1. Evolution des effectifs

L’évolution des effectifs, avec dans un premier temps pour les accueils périscolaires de 1 animateur pour 14 enfants de plus de 6 ans (et 1 pour 10 pour les moins de 6 ans), à un taux d’encadrement de 1 pour 18 (et 1 pour 14 pour les moins de 6 ans) pour les communes ayant signé un PEDT. Cette évolution se poursuit aujourd’hui en transformant les centres de loisirs du mercredi en accueil périscolaire - tout du moins pour les communes où les enfants vont à l’école le mercredi matin.
Cette évolution des effectifs a de quoi laisser perplexe ; elle impacte forcément la qualité de la relation éducative que pouvaient construire les animateurs et animatrices avec les enfants. Il convient de rappeler que l’animateur et l’animatrice ont des fonctions polyvalentes : animation pédagogique, prise de repas mais aussi très souvent administratives (suivi des effectifs pour les financements CAF…), rangement… et très souvent avec des âges variés.

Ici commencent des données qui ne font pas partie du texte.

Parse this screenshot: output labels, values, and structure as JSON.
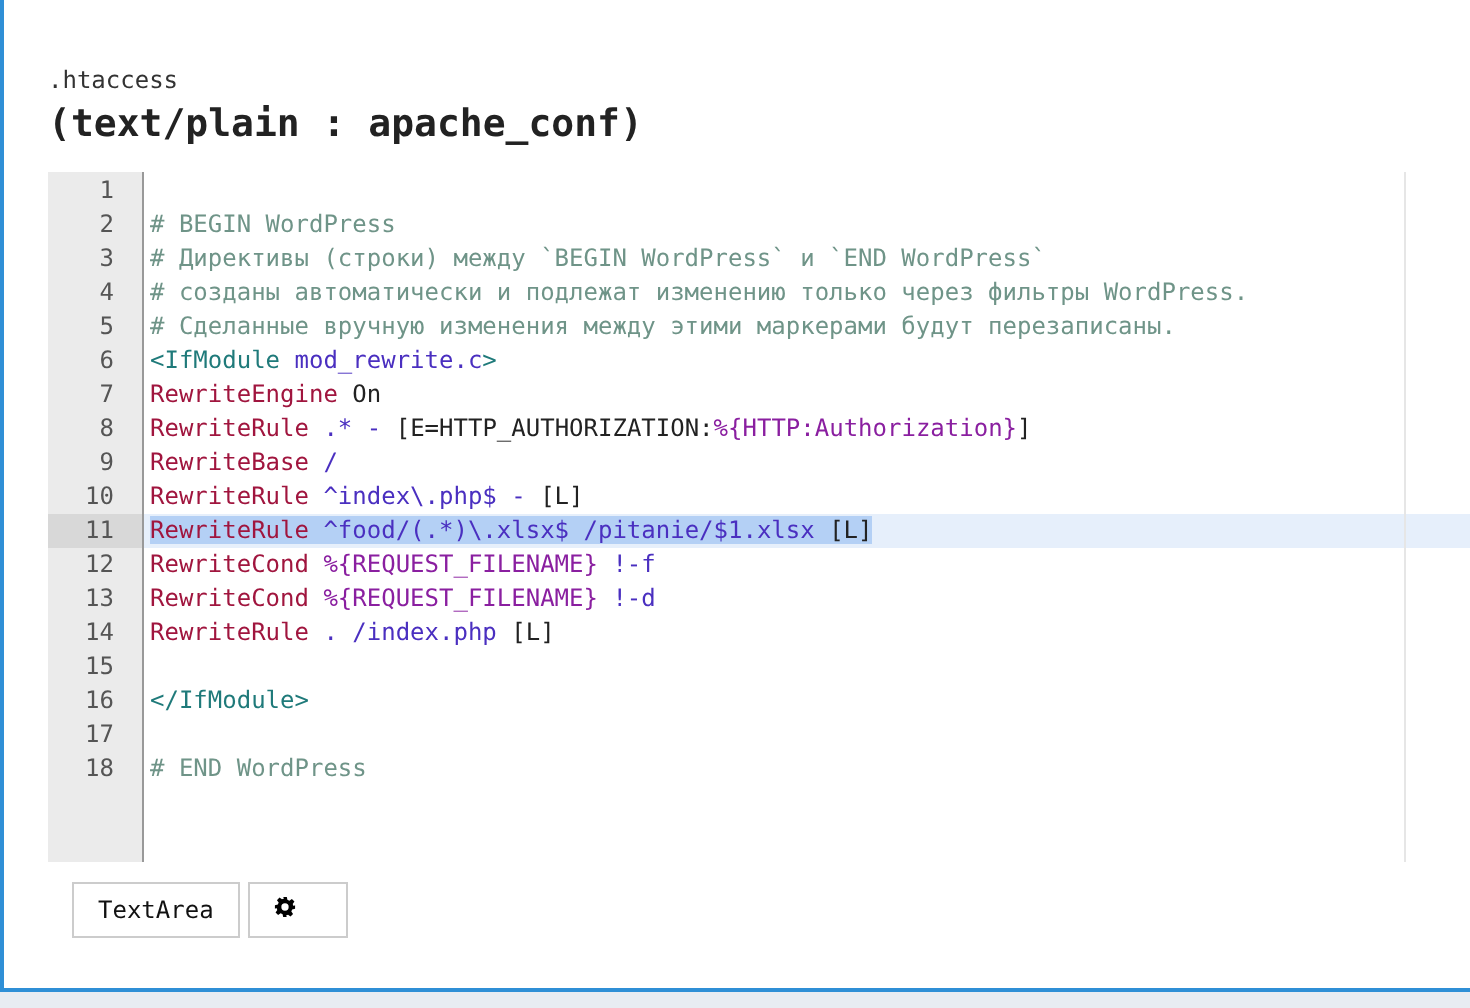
{
  "file": {
    "name": ".htaccess",
    "type": "(text/plain : apache_conf)"
  },
  "editor": {
    "lines": [
      {
        "number": "1",
        "selected": false
      },
      {
        "number": "2",
        "selected": false,
        "tokens": [
          {
            "kind": "comment",
            "text": "# BEGIN WordPress"
          }
        ]
      },
      {
        "number": "3",
        "selected": false,
        "tokens": [
          {
            "kind": "comment",
            "text": "# Директивы (строки) между `BEGIN WordPress` и `END WordPress`"
          }
        ]
      },
      {
        "number": "4",
        "selected": false,
        "tokens": [
          {
            "kind": "comment",
            "text": "# созданы автоматически и подлежат изменению только через фильтры WordPress."
          }
        ]
      },
      {
        "number": "5",
        "selected": false,
        "tokens": [
          {
            "kind": "comment",
            "text": "# Сделанные вручную изменения между этими маркерами будут перезаписаны."
          }
        ]
      },
      {
        "number": "6",
        "selected": false,
        "tokens": [
          {
            "kind": "tag",
            "text": "<IfModule "
          },
          {
            "kind": "value",
            "text": "mod_rewrite.c"
          },
          {
            "kind": "tag",
            "text": ">"
          }
        ]
      },
      {
        "number": "7",
        "selected": false,
        "tokens": [
          {
            "kind": "directive",
            "text": "RewriteEngine"
          },
          {
            "kind": "text",
            "text": " On"
          }
        ]
      },
      {
        "number": "8",
        "selected": false,
        "tokens": [
          {
            "kind": "directive",
            "text": "RewriteRule"
          },
          {
            "kind": "value",
            "text": " .* - "
          },
          {
            "kind": "text",
            "text": "[E=HTTP_AUTHORIZATION:"
          },
          {
            "kind": "variable",
            "text": "%{HTTP:Authorization}"
          },
          {
            "kind": "text",
            "text": "]"
          }
        ]
      },
      {
        "number": "9",
        "selected": false,
        "tokens": [
          {
            "kind": "directive",
            "text": "RewriteBase"
          },
          {
            "kind": "value",
            "text": " /"
          }
        ]
      },
      {
        "number": "10",
        "selected": false,
        "tokens": [
          {
            "kind": "directive",
            "text": "RewriteRule"
          },
          {
            "kind": "value",
            "text": " ^index\\.php$ - "
          },
          {
            "kind": "text",
            "text": "[L]"
          }
        ]
      },
      {
        "number": "11",
        "selected": true,
        "tokens": [
          {
            "kind": "directive",
            "text": "RewriteRule"
          },
          {
            "kind": "value",
            "text": " ^food/(.*)\\.xlsx$ /pitanie/$1.xlsx "
          },
          {
            "kind": "text",
            "text": "[L]"
          }
        ]
      },
      {
        "number": "12",
        "selected": false,
        "tokens": [
          {
            "kind": "directive",
            "text": "RewriteCond "
          },
          {
            "kind": "variable",
            "text": "%{REQUEST_FILENAME}"
          },
          {
            "kind": "value",
            "text": " !-f"
          }
        ]
      },
      {
        "number": "13",
        "selected": false,
        "tokens": [
          {
            "kind": "directive",
            "text": "RewriteCond "
          },
          {
            "kind": "variable",
            "text": "%{REQUEST_FILENAME}"
          },
          {
            "kind": "value",
            "text": " !-d"
          }
        ]
      },
      {
        "number": "14",
        "selected": false,
        "tokens": [
          {
            "kind": "directive",
            "text": "RewriteRule"
          },
          {
            "kind": "value",
            "text": " . /index.php "
          },
          {
            "kind": "text",
            "text": "[L]"
          }
        ]
      },
      {
        "number": "15",
        "selected": false
      },
      {
        "number": "16",
        "selected": false,
        "tokens": [
          {
            "kind": "tag",
            "text": "</IfModule>"
          }
        ]
      },
      {
        "number": "17",
        "selected": false
      },
      {
        "number": "18",
        "selected": false,
        "tokens": [
          {
            "kind": "comment",
            "text": "# END WordPress"
          }
        ]
      }
    ]
  },
  "buttons": [
    {
      "kind": "text",
      "label": "TextArea"
    },
    {
      "kind": "settings"
    }
  ]
}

Nous proposons une politique enfance jeunesse ambitieuse. Nous proposons effectivement que l’enfance et la jeunesse soient des compétences partagées (entre l’État et les différentes collectivités) avec des obligations de mise en œuvre. Effectivement si nous reconnaissons l’éducation partagée, la place de l’éducation non formelle il convient de s’en donner les moyens. Les centres de loisirs, les temps périscolaires, les séjours de vacances ne peuvent pas être sacrifiés sur le dos de la crise. Ce serait un pari dangereux au regard des impacts éducatifs : ouverture culturelle, vivre ensemble… La hausse des taux d’encadrement est malheureusement un très mauvais signe.

2. L’usage des locaux

L’usage des locaux dans de nombreuses communes est aujourd’hui réellement problématique et ce à plusieurs niveaux :

  • Il existe actuellement une augmentation des effectifs sur les accueils périscolaires ; avec des locaux qui ne suivent pas cette évolution. Les enfants sont trop souvent accueillis dans des locaux non adaptés : des halls, des salles polyvalentes sans aménagements permanents, des cours, des salles de motricité (sans droit d’usage des structures de motricité)…
  • Le partage des locaux avec les équipes enseignantes est souvent source de tension. L’usage n’est pas réfléchi comme un espace partagé et souvent géré quasi-exclusivement par l’équipe enseignante. De même dans beaucoup d’écoles, les animateurs/trices doivent s’adapter au règlement construit par l’équipe enseignante. Cela se fait en dehors et en contradiction avec les différentes chartes départementales élaborées à cet effet.

Nous proposons que les locaux soient la traduction d’un projet éducatif local ou un PEDT partagé.
Nous proposons que dans chaque commune des chartes d’usages des locaux soient adoptées avec une égalité entre les différentes équipes. À terme il est nécessaire de réfléchir à construire des nouveaux bâtiments, des Maisons de l’enfance aux abords des écoles avec des espaces spécifiques et partagés.
La réforme aurait pu/dû être un formidable outil pour impulser un travail de concertation éducative. Il convient de repenser l’école comme un lieu de vie de l’enfant, qui répond à plusieurs temps éducatifs ; cela nécessite de penser l’aménagement mais aussi le travail interdisciplinaire entre équipe enseignante et équipe d’animation, pour construire un projet commun pour un lieu partagé.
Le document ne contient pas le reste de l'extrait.